Madam, - Kevin Myers, and several of your correspondents, would like immigrants to this country from other countries and cultures to adopt "Irish" or, at least, "Western" modes of dress and behaviour. I presume they would also expect visitors from Ireland to those countries - including Islamic ones - to reciprocate, and adopt the local habits?
In the early 1970s I spent two months travelling through Iran, Afghanistan and Pakistan as part of an overland journey to India. It was a fantastic education, and a life-changing experience for me in many ways. One thing in particular that struck me at the time, and has stuck in my mind ever since, was the loutish antics and inappropriate behaviour of a large proportion (though emphatically not all) of the many Western, hippie-type travellers who were passing through the region at the time. This behaviour included much open and enthusiastic drug-taking (of opiates as well as the relatively benign hashish), frequent exposure of far too much flesh by both men and women, and a general looseness of morals and a propensity to mix-and-match sexual partners.
If such behaviour had occurred in Amsterdam, London, San Francisco, or Dublin, say, it would probably have drawn adverse comment. Needless to say it most definitely did not go down well among the much more conservative inhabitants of the host countries.
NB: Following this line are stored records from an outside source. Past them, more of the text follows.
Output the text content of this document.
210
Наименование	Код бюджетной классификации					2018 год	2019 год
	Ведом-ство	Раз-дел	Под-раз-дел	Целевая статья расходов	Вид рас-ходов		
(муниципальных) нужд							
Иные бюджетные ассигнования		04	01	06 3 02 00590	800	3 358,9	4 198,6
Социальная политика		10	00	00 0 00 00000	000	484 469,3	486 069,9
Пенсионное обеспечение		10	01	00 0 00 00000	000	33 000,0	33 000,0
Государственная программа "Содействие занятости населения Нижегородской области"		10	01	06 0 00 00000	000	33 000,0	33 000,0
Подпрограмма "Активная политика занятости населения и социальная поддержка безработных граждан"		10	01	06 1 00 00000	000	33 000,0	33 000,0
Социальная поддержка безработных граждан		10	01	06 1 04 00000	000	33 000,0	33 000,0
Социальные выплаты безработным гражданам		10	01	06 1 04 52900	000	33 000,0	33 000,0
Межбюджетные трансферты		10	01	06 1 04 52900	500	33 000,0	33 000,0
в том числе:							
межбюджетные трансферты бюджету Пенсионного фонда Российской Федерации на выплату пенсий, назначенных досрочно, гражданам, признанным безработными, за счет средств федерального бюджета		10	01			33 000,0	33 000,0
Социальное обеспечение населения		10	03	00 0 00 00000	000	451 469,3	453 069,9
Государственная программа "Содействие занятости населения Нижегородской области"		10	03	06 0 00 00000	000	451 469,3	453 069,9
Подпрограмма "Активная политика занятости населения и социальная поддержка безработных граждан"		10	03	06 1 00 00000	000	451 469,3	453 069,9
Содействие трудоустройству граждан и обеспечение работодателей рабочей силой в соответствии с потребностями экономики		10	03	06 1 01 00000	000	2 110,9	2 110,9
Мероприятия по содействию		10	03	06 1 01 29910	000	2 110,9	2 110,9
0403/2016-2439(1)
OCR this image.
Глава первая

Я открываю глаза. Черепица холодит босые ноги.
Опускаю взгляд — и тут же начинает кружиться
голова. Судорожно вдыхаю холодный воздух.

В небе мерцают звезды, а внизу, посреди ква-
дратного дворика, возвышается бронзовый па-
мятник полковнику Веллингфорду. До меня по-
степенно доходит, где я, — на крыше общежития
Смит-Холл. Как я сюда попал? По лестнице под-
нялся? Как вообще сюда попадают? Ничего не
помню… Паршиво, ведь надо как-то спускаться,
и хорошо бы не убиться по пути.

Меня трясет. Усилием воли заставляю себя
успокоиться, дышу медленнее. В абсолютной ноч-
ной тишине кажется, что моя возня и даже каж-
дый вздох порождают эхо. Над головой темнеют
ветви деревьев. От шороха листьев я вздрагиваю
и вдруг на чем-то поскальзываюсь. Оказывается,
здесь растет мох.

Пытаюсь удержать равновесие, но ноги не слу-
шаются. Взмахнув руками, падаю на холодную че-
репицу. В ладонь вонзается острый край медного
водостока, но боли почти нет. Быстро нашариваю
Many I spoke to, including middle-class and widely educated people, were greatly unimpressed by these activities, and several voiced deep concern at the influence that this example of "Western culture" would have on their own young people, and on their traditional ways of life.
I have often wondered to what extent the current upsurge of conservative, traditionalist Islamic fundamentalism, as seen in the revolution in Iran, the rise of the Taliban and, more recently, al-Qaeda, had its origins in a backlash against these excesses and the lack of Western respect for local customs? - Yours, etc,
DARIUS BARTLETT, Department of Geography, University College Cork.